North Korea has threatened to sink Japan and said that the US should be “beaten to death like a rabid dog”. This came following the issuing of fresh UN security council sanctions, in response to Pyongyang’s recent nuclear test.

The Korea Asia-Pacific peace committee, whose job it is to oversee North Korea’s relations with the rest of the world, described the UN security council as a “tool of evil” and called for it to be broken up.

This is the first time Pyongyang has issued an explicit threat to Japan, since it fired a medium-range ballistic missile over the Japanese island of Hokkaido at the end of August, which triggered emergency sirens and mass text alerts.

“The four islands of the [Japanese] archipelago should be sunken into the sea by the nuclear bomb of Juche”, the committee said, in a statement carried by official KCNA news agency. ‘Juche’ is the ideology pioneered by Kim Il-sung, the state’s founder and grandfather of Kim Jong-un.

“Japan is no longer needed to exist near us,” the committee added.

The security council, comprised of 15 people, voted unanimously in support of a US-drafted resolution, which condemned the missile test and imposed measures, which include a ban on North Korean textile imports and placed restrictions on oil exports to the state.

The committee said the US should be “beaten to death like a rabid dog”, for the “heinous sanctions resolution”.

“Let’s reduce the US mainland into ashes and darkness. Let’s vent our spite with mobilisation of all retaliation means which have been prepared till now,” it said.

Top government spokesman of Japan, Yoshihide Suga, described the statement as “extremely provocative and egregious” and went on to say: “it is something that markedly heightens regional tension and is absolutely unacceptable”.

A new report has claimed that the detonation on 3 September of what North Korea claimed was a hydrogen bomb involved a device with an estimated yield of 250 kilotons – making it far more powerful than initially thought.

A new report by US-based 38 North website claimed that the detonation on September 3, of what North Korea claimed was a hydrogen bomb, involved a device with an estimated yield of 250 kilotons, making it far more powerful than was initially thought.

“Regardless of whether this most recent test was an operational warhead for an ICBM [intercontinental ballistic missile] or simply a device, the yield of the test clearly shows North Korean progress in increasing the yields of their nuclear weapons,” it said.

In a gesture apparently aimed at lowering the diplomatic temperature, South Korea’s government is considering an $8m aid package for North Korea.
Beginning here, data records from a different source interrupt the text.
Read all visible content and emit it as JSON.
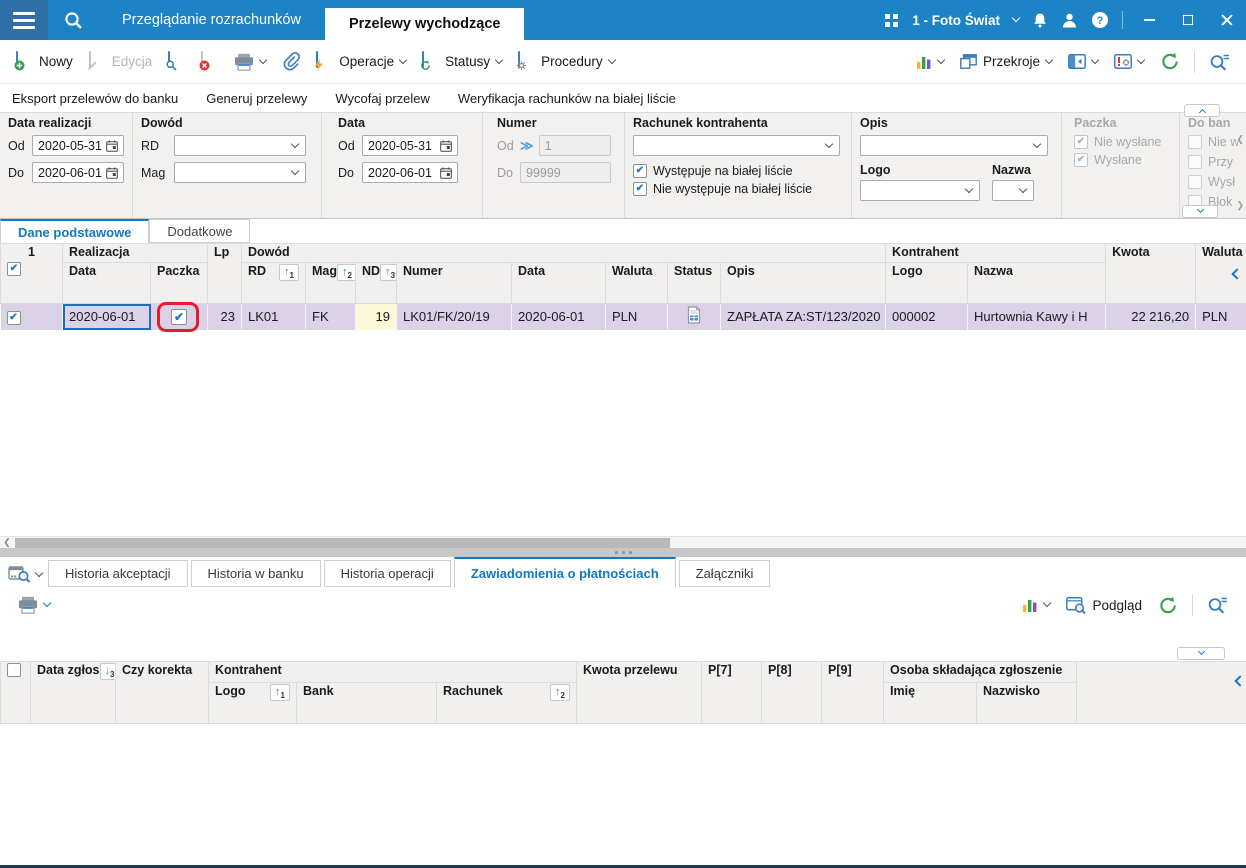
{
  "colors": {
    "titlebar_blue": "#1c83c6",
    "hamburger_blue": "#2d6fa6",
    "accent_blue": "#1079c2",
    "row_highlight": "#dcd2e8",
    "cell_yellow": "#fbf8d9",
    "annotation_red": "#e11d2e",
    "sort_green": "#2e9e4f",
    "refresh_green": "#35a14e"
  },
  "icons": [
    "hamburger-icon",
    "search-icon",
    "apps-grid-icon",
    "chevron-down-icon",
    "bell-icon",
    "user-icon",
    "help-icon",
    "minimize-icon",
    "maximize-icon",
    "close-icon",
    "new-doc-icon",
    "edit-pencil-icon",
    "preview-doc-icon",
    "delete-doc-icon",
    "printer-icon",
    "paperclip-icon",
    "lightning-doc-icon",
    "refresh-doc-icon",
    "gear-doc-icon",
    "bar-chart-icon",
    "cascade-windows-icon",
    "dock-panel-icon",
    "validation-gear-icon",
    "refresh-icon",
    "search-plus-icon",
    "calendar-icon",
    "double-chevron-icon",
    "status-document-icon",
    "sort-asc-icon",
    "sort-desc-icon",
    "panel-search-icon",
    "window-magnifier-icon"
  ],
  "titlebar": {
    "tab1": "Przeglądanie rozrachunków",
    "tab2": "Przelewy wychodzące",
    "company": "1 - Foto Świat"
  },
  "toolbar": {
    "nowy": "Nowy",
    "edycja": "Edycja",
    "operacje": "Operacje",
    "statusy": "Statusy",
    "procedury": "Procedury",
    "przekroje": "Przekroje"
  },
  "action_links": [
    "Eksport przelewów do banku",
    "Generuj przelewy",
    "Wycofaj przelew",
    "Weryfikacja rachunków na białej liście"
  ],
  "filters": {
    "data_realizacji": {
      "title": "Data realizacji",
      "od": "Od",
      "do": "Do",
      "od_value": "2020-05-31",
      "do_value": "2020-06-01"
    },
    "dowod": {
      "title": "Dowód",
      "rd": "RD",
      "mag": "Mag"
    },
    "data": {
      "title": "Data",
      "od": "Od",
      "do": "Do",
      "od_value": "2020-05-31",
      "do_value": "2020-06-01"
    },
    "numer": {
      "title": "Numer",
      "od": "Od",
      "do": "Do",
      "od_value": "1",
      "do_value": "99999"
    },
    "rachunek": {
      "title": "Rachunek kontrahenta",
      "check1": "Występuje na białej liście",
      "check2": "Nie występuje na białej liście"
    },
    "opis": {
      "title": "Opis"
    },
    "logo": {
      "title": "Logo"
    },
    "nazwa": {
      "title": "Nazwa"
    },
    "paczka": {
      "title": "Paczka",
      "check1": "Nie wysłane",
      "check2": "Wysłane"
    },
    "do_banku": {
      "title": "Do ban",
      "check1": "Nie w",
      "check2": "Przy",
      "check3": "Wysł",
      "check4": "Blok"
    }
  },
  "view_tabs": {
    "tab1": "Dane podstawowe",
    "tab2": "Dodatkowe"
  },
  "grid": {
    "groups": {
      "realizacja": "Realizacja",
      "dowod": "Dowód",
      "kontrahent": "Kontrahent"
    },
    "header": {
      "sel": "1",
      "data": "Data",
      "paczka": "Paczka",
      "lp": "Lp",
      "rd": "RD",
      "mag": "Mag",
      "nd": "ND",
      "numer": "Numer",
      "data2": "Data",
      "waluta": "Waluta",
      "status": "Status",
      "opis": "Opis",
      "logo": "Logo",
      "nazwa": "Nazwa",
      "kwota": "Kwota",
      "waluta2": "Waluta"
    },
    "sort": {
      "rd": "1",
      "mag": "2",
      "nd": "3"
    },
    "row": {
      "data": "2020-06-01",
      "lp": "23",
      "rd": "LK01",
      "mag": "FK",
      "nd": "19",
      "numer": "LK01/FK/20/19",
      "data2": "2020-06-01",
      "waluta": "PLN",
      "opis": "ZAPŁATA ZA:ST/123/2020",
      "logo": "000002",
      "nazwa": "Hurtownia Kawy i H",
      "kwota": "22 216,20",
      "waluta2": "PLN"
    }
  },
  "bottom_tabs": {
    "tab1": "Historia akceptacji",
    "tab2": "Historia w banku",
    "tab3": "Historia operacji",
    "tab4": "Zawiadomienia o płatnościach",
    "tab5": "Załączniki"
  },
  "bottom_toolbar": {
    "podglad": "Podgląd"
  },
  "bottom_grid": {
    "header": {
      "data_zglos": "Data zgłos",
      "czy_korekta": "Czy korekta",
      "kontrahent": "Kontrahent",
      "logo": "Logo",
      "bank": "Bank",
      "rachunek": "Rachunek",
      "kwota_przelewu": "Kwota przelewu",
      "p7": "P[7]",
      "p8": "P[8]",
      "p9": "P[9]",
      "osoba": "Osoba składająca zgłoszenie",
      "imie": "Imię",
      "nazwisko": "Nazwisko"
    },
    "sort": {
      "data_zglos": "3",
      "logo": "1",
      "rachunek": "2"
    }
  }
}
Seoul suspended aid to North Korea, provided via UN agencies, after the regime conducted nuclear and missile tests in 2016. But under a proposal that could be approved next week, the South would provide $4.5m to a World Food Programme project to help infants and pregnant women, and $3.5m to Unicef, according to Yonhap news agency.

“The government’s basic stance is that humanitarian assistance to those who are vulnerable in North Korea should be continued regardless of political considerations,” Yonhap quoted a unification ministry official in Seoul.